Joey Hood, the highest-ranking United States official to visit the Libyan capital Tripoli since 2014, Tuesday urged for the removal of foreign fighters and the full implementation of the cease-fire, as the war-torn country heads toward elections in December under an interim government.
In a show of support to Libya’s transitional government, the senior U.S. State Department official held talks with Libyan officials and reiterated Washington’s support.
"The U.S. opposes all military escalation and all foreign military intervention. We oppose foreign fighters. We oppose proxy forces," Hood, the acting assistant secretary of state for Near Eastern affairs, told a news conference.
"To this end, we are urging all sides, Libyans and foreign, to fully implement the cease-fire.
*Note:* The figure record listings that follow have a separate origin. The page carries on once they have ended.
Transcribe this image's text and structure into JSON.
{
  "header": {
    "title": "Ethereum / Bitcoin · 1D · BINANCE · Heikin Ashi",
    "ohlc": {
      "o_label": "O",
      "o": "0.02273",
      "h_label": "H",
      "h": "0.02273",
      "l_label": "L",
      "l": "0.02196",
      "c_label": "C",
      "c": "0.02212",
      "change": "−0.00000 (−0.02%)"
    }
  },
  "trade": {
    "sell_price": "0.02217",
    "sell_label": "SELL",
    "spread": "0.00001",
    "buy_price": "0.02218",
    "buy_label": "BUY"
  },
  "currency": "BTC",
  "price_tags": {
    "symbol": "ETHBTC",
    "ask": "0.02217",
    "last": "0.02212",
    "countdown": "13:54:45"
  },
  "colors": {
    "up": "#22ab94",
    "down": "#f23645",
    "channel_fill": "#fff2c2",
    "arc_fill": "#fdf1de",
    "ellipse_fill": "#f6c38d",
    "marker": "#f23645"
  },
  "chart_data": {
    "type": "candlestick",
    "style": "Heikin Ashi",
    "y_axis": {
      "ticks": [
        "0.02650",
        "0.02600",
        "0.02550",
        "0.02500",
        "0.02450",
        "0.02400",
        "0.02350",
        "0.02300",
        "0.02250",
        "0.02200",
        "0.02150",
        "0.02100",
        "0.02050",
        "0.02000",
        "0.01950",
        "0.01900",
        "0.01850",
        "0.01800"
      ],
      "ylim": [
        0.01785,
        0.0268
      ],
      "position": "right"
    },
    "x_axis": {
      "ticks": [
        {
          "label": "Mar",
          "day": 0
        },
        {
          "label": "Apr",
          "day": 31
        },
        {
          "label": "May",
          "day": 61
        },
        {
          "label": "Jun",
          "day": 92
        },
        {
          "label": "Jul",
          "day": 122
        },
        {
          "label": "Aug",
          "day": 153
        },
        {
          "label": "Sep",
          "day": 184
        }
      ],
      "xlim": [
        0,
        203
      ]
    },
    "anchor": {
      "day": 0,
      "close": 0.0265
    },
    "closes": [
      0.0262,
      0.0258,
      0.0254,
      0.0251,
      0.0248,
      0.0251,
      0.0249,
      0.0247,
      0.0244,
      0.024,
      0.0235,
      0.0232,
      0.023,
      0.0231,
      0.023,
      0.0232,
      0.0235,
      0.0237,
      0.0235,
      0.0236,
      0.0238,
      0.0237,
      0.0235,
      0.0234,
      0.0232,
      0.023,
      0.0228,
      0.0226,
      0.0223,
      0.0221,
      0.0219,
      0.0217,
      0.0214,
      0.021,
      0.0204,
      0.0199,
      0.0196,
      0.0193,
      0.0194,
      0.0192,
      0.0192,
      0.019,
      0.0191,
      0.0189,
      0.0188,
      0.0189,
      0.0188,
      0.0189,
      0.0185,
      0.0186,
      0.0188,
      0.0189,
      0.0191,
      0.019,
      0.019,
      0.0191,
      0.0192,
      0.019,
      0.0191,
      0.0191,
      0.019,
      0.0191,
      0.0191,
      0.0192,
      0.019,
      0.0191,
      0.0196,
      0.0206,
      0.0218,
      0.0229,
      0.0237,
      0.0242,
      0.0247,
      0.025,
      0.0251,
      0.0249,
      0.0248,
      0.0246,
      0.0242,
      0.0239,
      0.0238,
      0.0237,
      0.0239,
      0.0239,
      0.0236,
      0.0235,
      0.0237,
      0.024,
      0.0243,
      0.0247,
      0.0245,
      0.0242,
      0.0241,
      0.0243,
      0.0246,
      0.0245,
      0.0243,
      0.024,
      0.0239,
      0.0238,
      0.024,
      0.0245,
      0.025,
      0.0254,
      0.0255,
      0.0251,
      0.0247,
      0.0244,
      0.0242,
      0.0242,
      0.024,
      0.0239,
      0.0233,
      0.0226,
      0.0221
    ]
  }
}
This includes the removal of all foreign military forces of all types," Hood said.
"The goal of the U.S. is a sovereign, stable and unified Libya with no foreign interference and a state that is capable of combating terrorism," he said after talks with Prime Minister Abdul Hamid Dbeibah and Foreign Minister Najla al-Mangoush.
Oil-rich Libya has been torn by conflict since Western intervention toppled and killed Moammar Gadhafi in 2011.
But in October, rival groups signed a truce, setting in motion a United Nations-led process that saw a new transitional government installed.
Dbeibah's team is tasked with organizing national elections set for December.
"The agreement on an electoral road map for elections in December is very important for national reconciliation," Hood said.
Mangoush hailed the role of U.S. President Joe Biden's administration in efforts to resolve Libya's decade-old crisis and also called for a pullout of foreign fighters.
U.N. Secretary-General Antonio Guterres has said Libya has seen "no reduction of foreign fighters or of their activities" in the country.
The U.N. estimated in December that there were at least 20,000 foreign fighters and mercenaries in Libya, including elements from Syria, Russia, Sudan and Chad.
Meanwhile, there have also been worries that foreign fighters and mercenaries in Libya could risk the stability and security of the whole region.
Chad’s deputy foreign minister warned the U.N. Security Council Tuesday that mercenaries and foreign fighters from Libya are crossing into the Sahel, threatening to undermine progress made in fighting terrorism by five West African nations, which could plunge the region into violence that will be difficult to control.
Oumar Ibn Daoud also said a worsening situation in the Sahel would be harmful to Africa as a whole and could turn the continent into “a battlefield and base for international terrorism.”
The incursion of mercenaries from Libya into Chad that led to last month's death of the Chadian president of three decades, Idriss Deby Itno, “is a perfect illustration of what could happen throughout the Sahel” if appropriate measures aren’t taken by the international community.
He said more than 400 people have been killed in attacks in Burkina Faso, Mali and Niger since March.